Blockade of SIRT2 by AGK2 compromises the therapeutic action of NR against NAFLD. (A-E) Liver SIRT2 activity (A), liver NAD⁺ level (B), plasma NAD⁺ level (C), Serum ALT activity (D) and serum irisin level were determined in five groups of mice. NAFLD model was induced by MCD diet for 4 weeks.
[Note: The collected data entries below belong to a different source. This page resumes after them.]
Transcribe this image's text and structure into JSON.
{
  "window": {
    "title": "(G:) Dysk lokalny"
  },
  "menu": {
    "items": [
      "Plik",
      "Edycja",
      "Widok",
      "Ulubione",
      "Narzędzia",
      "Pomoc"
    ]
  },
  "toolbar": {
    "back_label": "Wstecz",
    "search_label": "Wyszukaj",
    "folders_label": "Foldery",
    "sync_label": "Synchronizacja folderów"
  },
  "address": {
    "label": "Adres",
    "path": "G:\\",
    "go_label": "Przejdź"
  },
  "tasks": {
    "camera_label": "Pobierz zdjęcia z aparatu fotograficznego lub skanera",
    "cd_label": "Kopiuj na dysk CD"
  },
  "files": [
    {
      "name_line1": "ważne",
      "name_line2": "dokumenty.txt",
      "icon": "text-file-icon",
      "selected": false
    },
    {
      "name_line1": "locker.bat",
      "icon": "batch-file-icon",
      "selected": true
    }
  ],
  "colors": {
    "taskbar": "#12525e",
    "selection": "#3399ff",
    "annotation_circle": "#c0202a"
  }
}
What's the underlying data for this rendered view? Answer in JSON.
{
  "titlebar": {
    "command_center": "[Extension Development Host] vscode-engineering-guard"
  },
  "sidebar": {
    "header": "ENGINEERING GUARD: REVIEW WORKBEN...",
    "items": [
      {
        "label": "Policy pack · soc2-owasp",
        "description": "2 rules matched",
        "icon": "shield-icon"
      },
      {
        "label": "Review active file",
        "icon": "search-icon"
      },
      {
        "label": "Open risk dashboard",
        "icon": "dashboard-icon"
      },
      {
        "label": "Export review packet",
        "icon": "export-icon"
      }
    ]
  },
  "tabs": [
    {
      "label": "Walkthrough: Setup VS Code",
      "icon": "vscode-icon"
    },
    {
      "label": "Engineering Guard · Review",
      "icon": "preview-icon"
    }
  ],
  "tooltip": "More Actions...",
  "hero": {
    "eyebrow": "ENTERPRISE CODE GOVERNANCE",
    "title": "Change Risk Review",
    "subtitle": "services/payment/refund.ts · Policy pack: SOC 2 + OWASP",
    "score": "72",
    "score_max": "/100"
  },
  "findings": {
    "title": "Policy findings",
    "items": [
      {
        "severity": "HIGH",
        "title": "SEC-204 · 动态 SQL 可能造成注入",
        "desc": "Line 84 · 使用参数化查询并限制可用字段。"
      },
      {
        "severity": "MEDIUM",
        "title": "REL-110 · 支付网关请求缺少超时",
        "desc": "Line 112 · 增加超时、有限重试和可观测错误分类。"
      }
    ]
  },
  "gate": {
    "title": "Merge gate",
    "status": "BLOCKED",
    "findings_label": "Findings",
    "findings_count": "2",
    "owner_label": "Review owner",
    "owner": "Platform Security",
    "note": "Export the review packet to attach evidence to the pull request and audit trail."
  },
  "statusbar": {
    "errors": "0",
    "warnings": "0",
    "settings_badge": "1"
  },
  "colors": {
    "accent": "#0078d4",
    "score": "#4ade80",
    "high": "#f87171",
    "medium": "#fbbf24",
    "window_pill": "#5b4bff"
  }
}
NR (400 mg/kg/day) and AGK2 (1 mg/kg/day) were injected intraperitoneally. *P < 0.05, **P < 0.01 vs Chow. ^#P < 0.05, ^##P < 0.01 vs NAFLD. ^&P < 0.05, ^&&P < 0.01 vs NAFLD + NR. N = 6 per group. (F-I) Representative images and quantitative analysis of lipid accumulation, NAFLD activity score, macrophage infiltration and liver fibrosis according to Oil Red O staining, H & E staining, F4/80 immunohistochemistry staining and Masson trichrome staining respectively. *P < 0.05, **P < 0.01 vs NAFLD. ^#P < 0.05, ^##P < 0.01 vs NAFLD + NR. N = 6 per group. (J-K) Fndc5 protein expression in mice under normal (J) or NAFLD (K) status. (L-M) The liver tissues were lysed and then immunoprecipitated by anti-Fndc5 antibody followed by immunoblotting with anti-Acetylated-lysine (anti-Ac, L) or anti-Ubiquitin (M) to monitor the acetylation or ubiquitination of endogenous Fndc5 in mice treated with NR or NR plus AGK2. AGK2 treatment significantly abolished the decreased acetylation and ubiquitination of Fndc5 by NR.

Figure 12

A proposed framework for the involvement of Fndc5/irisin in the protection of NR against NAFLD.